FreeOurFeeds, l’initiative qui veut libérer les réseaux sociaux de l’influence des milliardaires
Bien commun social
Portée par des personnalités du numérique comme du divertissement, FreeOurFeeds veut financer de nouveaux projets fonctionnant sur le protocole qu’utilise Bluesky, et décentraliser la gouvernance de cette infrastructure technique.
X fait fuir une partie de ses utilisateurs, Meta pourrait s’y mettre, vu les récentes décisions de son patron… et Bluesky fait partie des premiers bénéficiaires de cette tendance. Avec sa réputation de réseau social « décentralisé », la plateforme vient de dépasser les 27 millions d’utilisateurs. Pour autant, même si son architecture permettra à Bluesky de devenir, à terme, un nœud dans un réseau plus vaste et réellement décentralisé, la plateforme ne l’est pas encore vraiment, comme nous l’expliquions en novembre :
Cela inquiète suffisamment pour qu’une étrange coalition lance l’initiative Free Our Feeds (« libérez nos fils d’actualité »). Le groupe comprend notamment l’acteur Mark Ruffalo, l’écrivain technocritique Cory Doctorow, le fondateur de Wikipédia Jimmy Wales, le musicien Brian Eno ou la directrice exécutive de la Fondation Mozilla Nabiha Syed et une variété d’autres personnalités plus ou moins proches de l’industrie technologique.
Le but du projet : réunir des financements pour faire émerger l’écosystème varié au sein duquel Bluesky est initialement censé se fondre. Ce faisant, l’idée des fondateurs de FreeOurFeeds est d’éviter que les internautes, dont une partie voient actuellement Bluesky comme un refuge, ne retrouvent à nouveau leur expérience prisonnière des variations de politiques de l’entreprise qui maintient la plateforme.
Bluesky, principal représentant d’une future fédération
Bluesky fonctionne sur le protocole AT (Authenticated Transfer), une architecture qui a le potentiel de soutenir un écosystème décentralisé de plateformes et d’application, mais dont le fonctionnement est pour le moment essentiellement dans les mains du nouveau réseau social.
En visant la levée de 30 millions de dollars sur les trois prochaines années, et 4 millions de dollars à court terme, FreeOurFeeds veut pousser cette émergence d’un écosystème plus large. En pratique, l’initiative compte faire évoluer la gouvernance du protocole AT, en créant une organisation d’intérêt public, et financer le développement d’infrastructures indépendantes, puis de nouveaux projets recourant au protocole.

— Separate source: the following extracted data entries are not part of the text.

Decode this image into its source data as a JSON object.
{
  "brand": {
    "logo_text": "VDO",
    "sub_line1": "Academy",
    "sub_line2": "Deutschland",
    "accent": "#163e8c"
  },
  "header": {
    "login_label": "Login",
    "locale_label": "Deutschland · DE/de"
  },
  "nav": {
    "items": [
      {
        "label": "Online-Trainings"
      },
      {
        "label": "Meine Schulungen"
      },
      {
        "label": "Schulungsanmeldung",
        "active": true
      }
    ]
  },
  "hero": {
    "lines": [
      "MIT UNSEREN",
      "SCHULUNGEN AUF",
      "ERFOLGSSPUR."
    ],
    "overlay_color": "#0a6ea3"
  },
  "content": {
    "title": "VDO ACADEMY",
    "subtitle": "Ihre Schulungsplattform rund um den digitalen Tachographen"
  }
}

« Imaginez notre réseau routier si toutes les routes appartenaient à un ou deux milliardaires et qu’ils pouvaient taxer n’importe quoi, décider qui est autorisé à aller où, etc, illustre l’un des « gardiens » du projet, Robin Berjon, auprès de TechCrunch. L’infrastructure numérique n’est pas aussi grande ni aussi visible, mais elle fonctionne exactement de la même manière (…) Ce que nous faisons donc, c’est veiller à ce que cette infrastructure numérique, qui est par nature un bien public, soit gérée dans l’intérêt du public. »
Bluesky n’a pas participé au projet, mais sa PDG Jay Garber a déclaré à Fortune : « Nous avons hâte de travailler avec des organisations comme le Projet Free Our Feeds pour faire croître l’adoption du protocole AT et de réseaux ouverts. »
Trouver les fonds
L’enjeu, désormais, est d’attirer des financements. Une complexité en soi, tant la technicité du projet peut compliquer sa compréhension. Robin Berjon indique que si les fonds espérés pour créer la fondation ne sont pas suffisants, ils seront rendus à ceux qui les proposent.
Il insiste auprès de Fortune : le protocole AT n’est pas encore normalisé, c’est donc le moment idéal pour trouver « comment plusieurs opérateurs d’infrastructure peuvent travailler ensemble pour s’assurer que l’ensemble du réseau fonctionne sans heurts, et pour veiller à ce qu’il n’y ait pas de concentration excessive du pouvoir ».
Le défi suivant sera de convaincre le plus grand nombre de faire la transition depuis les réseaux historiques, alors que ces derniers recueillent des années, voire des décennies, de nos interactions sociales.
L’initiative résonne en tout cas avec celle prise par le fondateur de Mastodon, qui travaille actuellement à faire évoluer sa gouvernance. Le but : la placer dans les mains d’une organisation à but non lucratif européenne, pour protéger son indépendance.